Les demandeurs invoquent, à l'appui de leur pourvoi, les deux moyens de cassation annexés au présent arrêt.
Le dossier a été communiqué au procureur général.
Sur le rapport de Mme Kass-Danno, conseiller référendaire, les observations de la SCP Waquet, Farge et Hazan, avocat de la société Mercury et de M. J... , ès qualités, de la SCP Bernard Hémery, Carole Thomas-Raquin, Martin Le Guerer, avocat de la société MC2 diffusion, après débats en l'audience publique du 24 novembre 2020 où étaient présents M. Rémery, conseiller doyen faisant fonction de président, Mme Kass-Danno, conseiller référendaire rapporteur, Mme Vaissette, conseiller, et Mme Fornarelli, greffier de chambre,
la chambre commerciale, financière et économique de la Cour de cassation, composée des président et conseillers précités, après en avoir délibéré conformément à la loi, a rendu le présent arrêt.
Reprise d'instance
1. Il est donné acte à M. J... de ce qu'il reprend l'instance en qualité d'administrateur judiciaire de la société Mercury.
Faits et procédure
2. Selon l'arrêt attaqué (Paris, 30 mai 2018), rendu en référé, par un acte du 15 septembre 2003, la société Crystal Denim a consenti à la société MC2 diffusion un contrat d'agence commerciale. La société Crystal Denim a été mise en sauvegarde le 7 juillet 2014 et un plan de sauvegarde avec cession partielle de son fonds de commerce au profit de la société Mercury a été arrêté le 5 août 2015. La société Crystal Denim ayant été mise en liquidation judiciaire le 5 octobre 2017, la société MC2 diffusion a assigné la société Mercury en paiement d'une provision correspondant à des factures émises au titre du contrat d'agence commerciale.
Examen des moyens
Sur le premier moyen, pris en sa première branche
Enoncé du moyen
3. La société Mercury et M. J... , agissant en qualité d'administrateur judiciaire de la société Mercury, font grief à l'arrêt de condamner cette dernière à verser à la société MC2 diffusion une certaine somme, à titre de provision, alors « que le juge des référés ne peut accorder une provision qu'à la condition que l'obligation ne soit pas sérieusement contestable ; que se heurte à une contestation sérieuse et excède les pouvoirs du juge des référés la demande dirigée contre une société en vertu d'un contrat auquel elle n'est pas partie, qui suppose que soient interprétés le contrat et les conditions de son éventuel transfert pour déterminer s'il a vocation à s'appliquer à la défenderesse ; qu'au cas de l'espèce, en considérant que le contrat d'agent commercial souscrit entre la société MC2 diffusion et la société Crystal Denim aurait été repris par la société Mercury, cessionnaire du fonds de commerce de la société Crystal Denim, dans le cadre d'un plan de sauvegarde ne prévoyant pas le transfert de ce contrat, que la société Mercury est débitrice des factures afférentes à ce contrat et que la demande de provision de la société MC2 diffusion ne se heurte à aucune contestation sérieuse, la cour d'appel a, en réalité, tranché une contestation sérieuse, violé l'article 873, alinéa 2, du code de procédure civile et excédé ses pouvoirs. »
Réponse de la Cour
Vu l'article 873, alinéa 2, du code de procédure civile :
4. Aux termes de ce texte, dans les cas où l'existence de l'obligation n'est pas sérieusement contestable, le président du tribunal de commerce peut accorder une provision au créancier.
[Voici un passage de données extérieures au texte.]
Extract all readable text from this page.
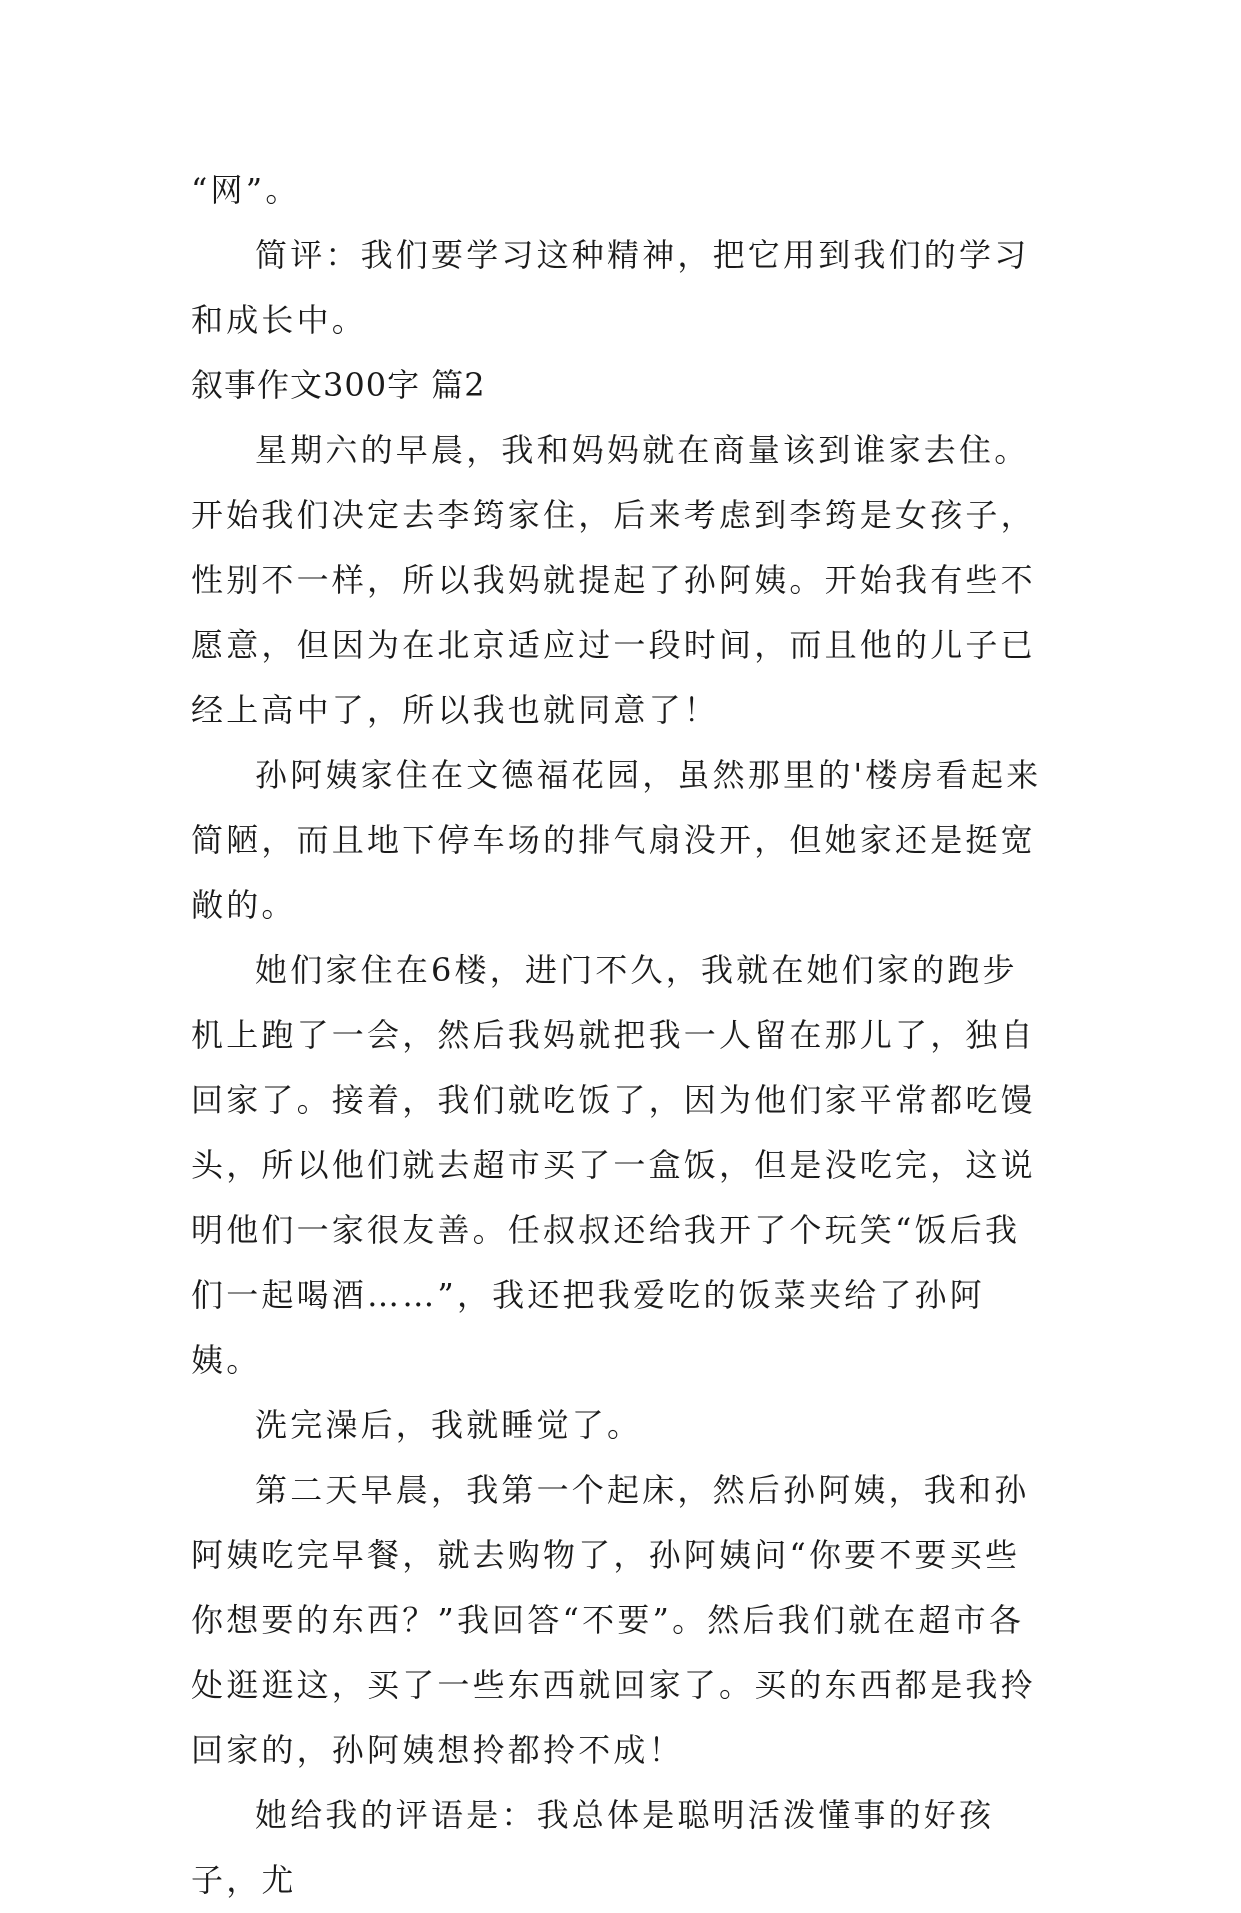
“网”。

简评：我们要学习这种精神，把它用到我们的学习和成长中。

叙事作文300字 篇2

星期六的早晨，我和妈妈就在商量该到谁家去住。开始我们决定去李筠家住，后来考虑到李筠是女孩子，性别不一样，所以我妈就提起了孙阿姨。开始我有些不愿意，但因为在北京适应过一段时间，而且他的儿子已经上高中了，所以我也就同意了！

孙阿姨家住在文德福花园，虽然那里的'楼房看起来简陋，而且地下停车场的排气扇没开，但她家还是挺宽敞的。

她们家住在6楼，进门不久，我就在她们家的跑步机上跑了一会，然后我妈就把我一人留在那儿了，独自回家了。接着，我们就吃饭了，因为他们家平常都吃馒头，所以他们就去超市买了一盒饭，但是没吃完，这说明他们一家很友善。任叔叔还给我开了个玩笑“饭后我们一起喝酒……”，我还把我爱吃的饭菜夹给了孙阿姨。

洗完澡后，我就睡觉了。

第二天早晨，我第一个起床，然后孙阿姨，我和孙阿姨吃完早餐，就去购物了，孙阿姨问“你要不要买些你想要的东西？”我回答“不要”。然后我们就在超市各处逛逛这，买了一些东西就回家了。买的东西都是我拎回家的，孙阿姨想拎都拎不成！

她给我的评语是：我总体是聪明活泼懂事的好孩子，尤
5. Pour condamner la société Mercury à payer une provision à la société MC2 diffusion, l'arrêt retient que ces dernières ont échangé de nombreux courriels faisant état de leur relation commerciale et évoquant la signature d'un avenant au contrat d'agence commerciale initialement signé par la société Crystal Denim. Il en déduit que la poursuite de ce contrat par la société Mercury, après la cession du fonds de commerce de la société Crystal Denim à son profit, est établie avec l'évidence requise en référé.
6. En statuant ainsi, alors que la portée de ces documents était contestée et ne pouvait être appréciée sans interprétation de la volonté des parties, la cour d'appel, qui a tranché une contestation sérieuse se rapportant à l'existence de l'obligation alléguée, a violé le texte susvisé.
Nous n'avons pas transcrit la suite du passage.